Redis-driven Dataflow for Clickstream Aggregation with ByteWax

Harnessing Redis PubSub with Bytewax for Streamlined Data Aggregation

Learn how Redis PubSub can be used with Bytewax for effective real-time data processing. This guide provides insights into creating custom input sources and aggregating clickstream data efficiently.

In this guide, we’ll showcase how to write a custom input source for bytewax that reads from a Redis pubsub channel. All code can be found in the bytewax/example-redis repository.

Let’s start by taking a look at the Redis PUBSUB channels. Essentially, it’s a messaging paradigm and while Redis is renowned as a caching system, its capabilities go beyond that (the PUBSUB channels are only one of the many ways you can use Redis cluster in your data infrastructure). The PUBSUB channels feature has been around since version 2.8.0, released in November 2013. A more recent addition is Redis Streams, introduced in Redis 5.0 in 2018. These two differ mainly in delivery guarantees. Streams offer both at-most-once and at-least-once semantics, while PUBSUB supports only at-most-once. I find that PUBSUB is a more prevalent feature, but after this guide, adapting to Streams should be smooth anyway.

Simple redis-py usage

Let’s say that we are starting with two Python scripts — a publisher and a listener (perhaps handed down to us by another fellow developer on our team). Both scripts utilize the official redis-py library for basic operations: connecting and exchanging messages.

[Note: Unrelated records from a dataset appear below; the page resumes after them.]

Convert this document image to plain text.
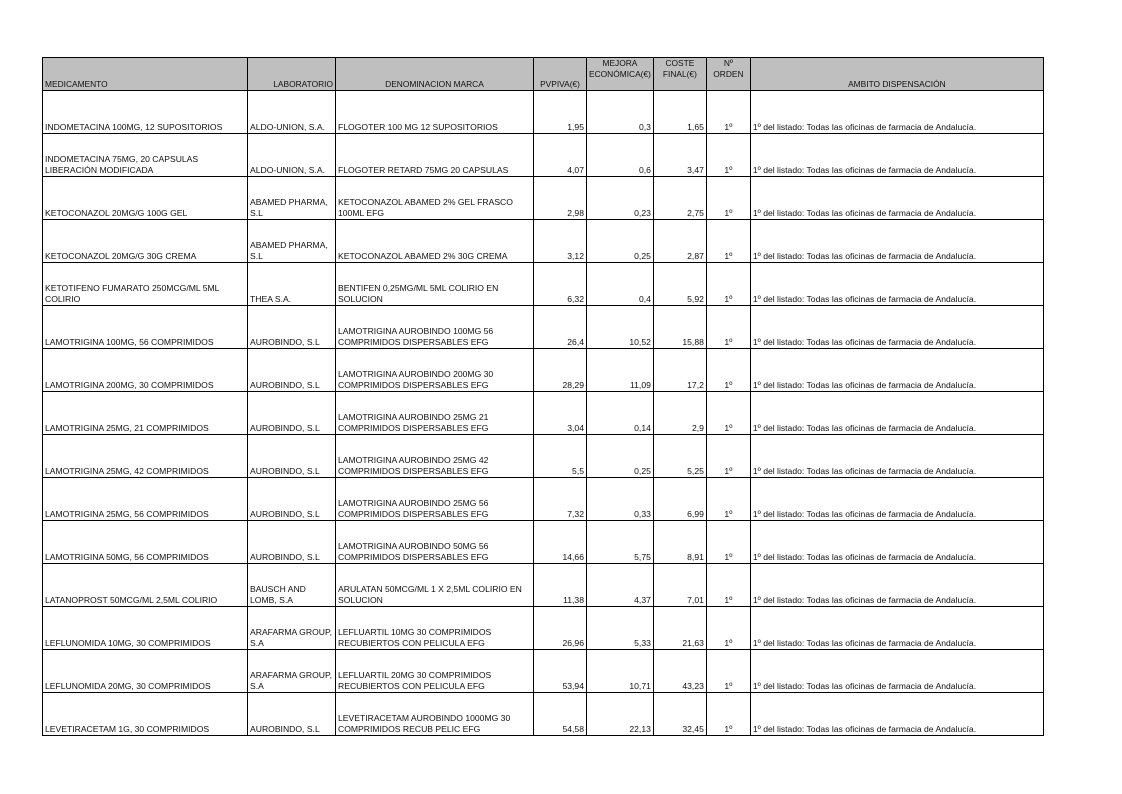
MEDICAMENTO	LABORATORIO	DENOMINACION MARCA	PVPIVA(€)	MEJORA ECONÓMICA(€)	COSTE FINAL(€)	Nº ORDEN	AMBITO DISPENSACIÓN
INDOMETACINA 100MG, 12 SUPOSITORIOS	ALDO-UNION, S.A.	FLOGOTER 100 MG 12 SUPOSITORIOS	1,95	0,3	1,65	1º	1º del listado: Todas las oficinas de farmacia de Andalucía.
INDOMETACINA 75MG, 20 CAPSULAS LIBERACIÓN MODIFICADA	ALDO-UNION, S.A.	FLOGOTER RETARD 75MG 20 CAPSULAS	4,07	0,6	3,47	1º	1º del listado: Todas las oficinas de farmacia de Andalucía.
KETOCONAZOL 20MG/G 100G GEL	ABAMED PHARMA, S.L	KETOCONAZOL ABAMED 2% GEL FRASCO 100ML EFG	2,98	0,23	2,75	1º	1º del listado: Todas las oficinas de farmacia de Andalucía.
KETOCONAZOL 20MG/G 30G CREMA	ABAMED PHARMA, S.L	KETOCONAZOL ABAMED 2% 30G CREMA	3,12	0,25	2,87	1º	1º del listado: Todas las oficinas de farmacia de Andalucía.
KETOTIFENO FUMARATO 250MCG/ML 5ML COLIRIO	THEA S.A.	BENTIFEN 0,25MG/ML 5ML COLIRIO EN SOLUCION	6,32	0,4	5,92	1º	1º del listado: Todas las oficinas de farmacia de Andalucía.
LAMOTRIGINA 100MG, 56 COMPRIMIDOS	AUROBINDO, S.L	LAMOTRIGINA AUROBINDO 100MG 56 COMPRIMIDOS DISPERSABLES EFG	26,4	10,52	15,88	1º	1º del listado: Todas las oficinas de farmacia de Andalucía.
LAMOTRIGINA 200MG, 30 COMPRIMIDOS	AUROBINDO, S.L	LAMOTRIGINA AUROBINDO 200MG 30 COMPRIMIDOS DISPERSABLES EFG	28,29	11,09	17,2	1º	1º del listado: Todas las oficinas de farmacia de Andalucía.
LAMOTRIGINA 25MG, 21 COMPRIMIDOS	AUROBINDO, S.L	LAMOTRIGINA AUROBINDO 25MG 21 COMPRIMIDOS DISPERSABLES EFG	3,04	0,14	2,9	1º	1º del listado: Todas las oficinas de farmacia de Andalucía.
LAMOTRIGINA 25MG, 42 COMPRIMIDOS	AUROBINDO, S.L	LAMOTRIGINA AUROBINDO 25MG 42 COMPRIMIDOS DISPERSABLES EFG	5,5	0,25	5,25	1º	1º del listado: Todas las oficinas de farmacia de Andalucía.
LAMOTRIGINA 25MG, 56 COMPRIMIDOS	AUROBINDO, S.L	LAMOTRIGINA AUROBINDO 25MG 56 COMPRIMIDOS DISPERSABLES EFG	7,32	0,33	6,99	1º	1º del listado: Todas las oficinas de farmacia de Andalucía.
LAMOTRIGINA 50MG, 56 COMPRIMIDOS	AUROBINDO, S.L	LAMOTRIGINA AUROBINDO 50MG 56 COMPRIMIDOS DISPERSABLES EFG	14,66	5,75	8,91	1º	1º del listado: Todas las oficinas de farmacia de Andalucía.
LATANOPROST 50MCG/ML 2,5ML COLIRIO	BAUSCH AND LOMB, S.A	ARULATAN 50MCG/ML 1 X 2,5ML COLIRIO EN SOLUCION	11,38	4,37	7,01	1º	1º del listado: Todas las oficinas de farmacia de Andalucía.
LEFLUNOMIDA 10MG, 30 COMPRIMIDOS	ARAFARMA GROUP, S.A	LEFLUARTIL 10MG 30 COMPRIMIDOS RECUBIERTOS CON PELICULA EFG	26,96	5,33	21,63	1º	1º del listado: Todas las oficinas de farmacia de Andalucía.
LEFLUNOMIDA 20MG, 30 COMPRIMIDOS	ARAFARMA GROUP, S.A	LEFLUARTIL 20MG 30 COMPRIMIDOS RECUBIERTOS CON PELICULA EFG	53,94	10,71	43,23	1º	1º del listado: Todas las oficinas de farmacia de Andalucía.
LEVETIRACETAM 1G, 30 COMPRIMIDOS	AUROBINDO, S.L	LEVETIRACETAM AUROBINDO 1000MG 30 COMPRIMIDOS RECUB PELIC EFG	54,58	22,13	32,45	1º	1º del listado: Todas las oficinas de farmacia de Andalucía.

Let’s say that our messages are some sort of clickstream. For simplicity, we will be reading this from a file, and the messages look like this:

{"click_id": "811320f1-3bc2-42b9-a841-5a1e5a812f2d", "os": "iPad; CPU iPad OS 4_2_1 like Mac OS X", "os_name": "iOS", "os_timezone": "Europe/Berlin", "device_type": "Mobile", "device_is_mobile": true, "user_custom_id": "aperry@yahoo.com", "user_domain_id": "1ab06c9f-0e2e-4f46-9b6c-91a0e9a86a4d"}
{"click_id": "dd5a2b23-3357-4bba-857a-1afdb45f9144", "os": "Android 1.5", "os_name": "Android", "os_timezone": "America/Sao_Paulo", "device_type": "Mobile", "device_is_mobile": true, "user_custom_id": "hessjuan@gmail.com", "user_domain_id": "e7a09617-3635-44b5-b119-8c1034865a9f"}
{"click_id": "811320f1-3bc2-42b9-a841-5a1e5a812f2d", "os": "iPad; CPU iPad OS 4_2_1 like Mac OS X", "os_name": "iOS", "os_timezone": "Europe/Berlin", "device_type": "Mobile", "device_is_mobile": true, "user_custom_id": "aperry@yahoo.com", "user_domain_id": "1ab06c9f-0e2e-4f46-9b6c-91a0e9a86a4d"}
...

You can inspect the events file in the repository

Publisher script

The publisher script below reads a .jsonl file and publishes its content to a Redis channel:

# redis_publisher.py
import os
import pathlib

import redis  # pip install redis

# Configuration
REDIS_HOST = os.getenv('REDIS_HOST', 'localhost')
REDIS_PORT = int(os.getenv('REDIS_PORT', '6379'))
CHANNEL_NAME = os.getenv('REDIS_CHANNEL_NAME', 'device_events')
JSONL_FILE = 'events.jsonl'

# Connect to Redis
r = redis.Redis(host=REDIS_HOST, port=REDIS_PORT)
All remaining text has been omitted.